Adventists assume a young earth and a seven-day creation. At least the ones I knew always did. (I do too, btw, but this thread is about Seventh-day Adventists).
They do make sabbath a test of salvation, yes, they do allow for the ‘ignorance’ of some, but insist that it will be the central test at some future point, and that those who know (even now) are held responsible to keep it.
I think we made the same point. I don’t think we are disagreeing on this.
Sunday is not ‘man’s traditions’, it is an apostolic tradition recorded in the earliest accounts of Christian worship.
Umm . . .I don’t think the New Testament anywhere speaks of Sunday as being kept as a ‘holy day’ distinct from the Sabbath. I don’t think the Apostles kept Sunday instead of the Sabbath. Under Jewish law one could not handle money or goods on Sabbath, which is why advice is given to set aside one’s tithing on the first day of the week. Paul apparently gave a Sabbath Vespers service which continued well into the night (remember that for Jews, the Sabbath ended at sundown), leading to the unfortunate fall of Onesimus.
Paul’s usual practice however was to meet on the Jewish Sabbath and to use that day as an opportunity to proclaim the Gospel: this seems to have remained his practice even after his evangelistic efforts shifted towards focusing upon the Gentiles. In many places the disciples of Christ seem to have met daily or nearly every day, probably the source of the custom of daily Mass. In general, Sabbatarians (not just the Adventists but others) make a reasonable case based on careful exegesis of the scriptural evidence, that Sunday observance did not actually displace Sabbath observance in the Apostolic era of the Church.
I believe that shift was a very early one–it probably started happening at least in the lifetime of John the Revelator–and I don’t think Sunday observance violates the New Testament in principle–but I don’t believe that the Apostles saw Sunday as the “Eighth Day of Creation” or celebrated it in place of the Jewish Sabbath they had grown up with. That tradition grew up in the second generation of Christians, as Gentile Christians began to outnumber Jewish ones, and as the customs of Jewish culture began to fall away and hold less sway.
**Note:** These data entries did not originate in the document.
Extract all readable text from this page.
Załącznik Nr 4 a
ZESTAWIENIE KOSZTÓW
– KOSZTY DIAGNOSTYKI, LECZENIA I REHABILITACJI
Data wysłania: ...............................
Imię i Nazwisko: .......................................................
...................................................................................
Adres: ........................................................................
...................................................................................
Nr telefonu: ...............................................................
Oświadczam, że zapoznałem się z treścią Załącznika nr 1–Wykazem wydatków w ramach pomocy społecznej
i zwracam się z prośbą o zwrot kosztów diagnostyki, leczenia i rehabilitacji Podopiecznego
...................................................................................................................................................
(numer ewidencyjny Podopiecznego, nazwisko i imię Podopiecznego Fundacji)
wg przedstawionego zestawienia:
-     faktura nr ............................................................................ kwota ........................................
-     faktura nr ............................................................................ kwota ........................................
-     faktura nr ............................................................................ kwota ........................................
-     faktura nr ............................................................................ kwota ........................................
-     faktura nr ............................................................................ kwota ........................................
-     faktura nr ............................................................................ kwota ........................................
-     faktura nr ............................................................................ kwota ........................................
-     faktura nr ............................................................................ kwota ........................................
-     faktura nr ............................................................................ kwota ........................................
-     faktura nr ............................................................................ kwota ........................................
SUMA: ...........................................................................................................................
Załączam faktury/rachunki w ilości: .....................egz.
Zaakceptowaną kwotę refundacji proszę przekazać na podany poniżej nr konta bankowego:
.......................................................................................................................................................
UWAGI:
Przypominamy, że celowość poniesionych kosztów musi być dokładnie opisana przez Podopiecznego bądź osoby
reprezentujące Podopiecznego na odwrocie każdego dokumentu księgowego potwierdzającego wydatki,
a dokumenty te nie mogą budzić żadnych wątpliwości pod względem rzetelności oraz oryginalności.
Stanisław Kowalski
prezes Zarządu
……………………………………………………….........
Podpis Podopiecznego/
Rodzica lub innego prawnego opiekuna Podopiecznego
There is no commandment in the New Testament for Christians to keep the Jewish sabbath.
There is no clear command to alter the original practice either, and no clear evidence that the Apostles themselves actually modified the observance of Sabbath. Without one or the other, the original commandment (a part of the moral law, remember, and not part of the ceremonial, theocratic, or dietary laws of the Old Covenant) would take precedence. The best evidence we have that a change would not be contrary to Scripture are the two admonitions by the Apostle Paul cited previously, each of these probably directed more at the issue of observing Jewish High Holy Days, and not the Sabbath specifically. However, Paul’s comments do logically extend to Sabbath-keeping as well and provide justification for allowing a new generation of Christians to abstain from Sabbath-keeping altogether or to displace the Saturday-Sabbath with one honoring the Resurrection of Christ. Which is what ultimately happened-but NOT, I stress, in the lifetime of Paul or most of the other Apostles, IMHO.
On the contrary, in the book of Acts, when the apostles met to decide what of Jewish law Christians would need to observe, the sabbath was not mentioned. As Christians, we are not obligated to Jewish dietary laws, mandatory circumcision or the observance of the Jewish sabbath.
You have inserted the Sabbath without specific scriptural warrant. Circumcision and dietary laws were explicitly abrogated in the text of the New Testament. No clear parallel exists for the Sabbath being abrogated, making your point an argument from silence. You also miss the point that the Sabbath was included in the “moral law” and not in the ceremonial, theocratic, or dietary laws of the Old Covenant. It is part of the Decalogue, the Ten Commandments. This gives it a higher standing that rules regarding abstention from pork or rules about ceremonial uncleanness.
Again, you and I agree that the principles expounded by Paul give us liberty to worship on Sunday. Where we disagree is on whether Sunday worship is directly traceable back to a specific command of or practice of the Apostles of Christ. I think the evidence is that it is not. I am OK however with that. You seem uncomfortable with it.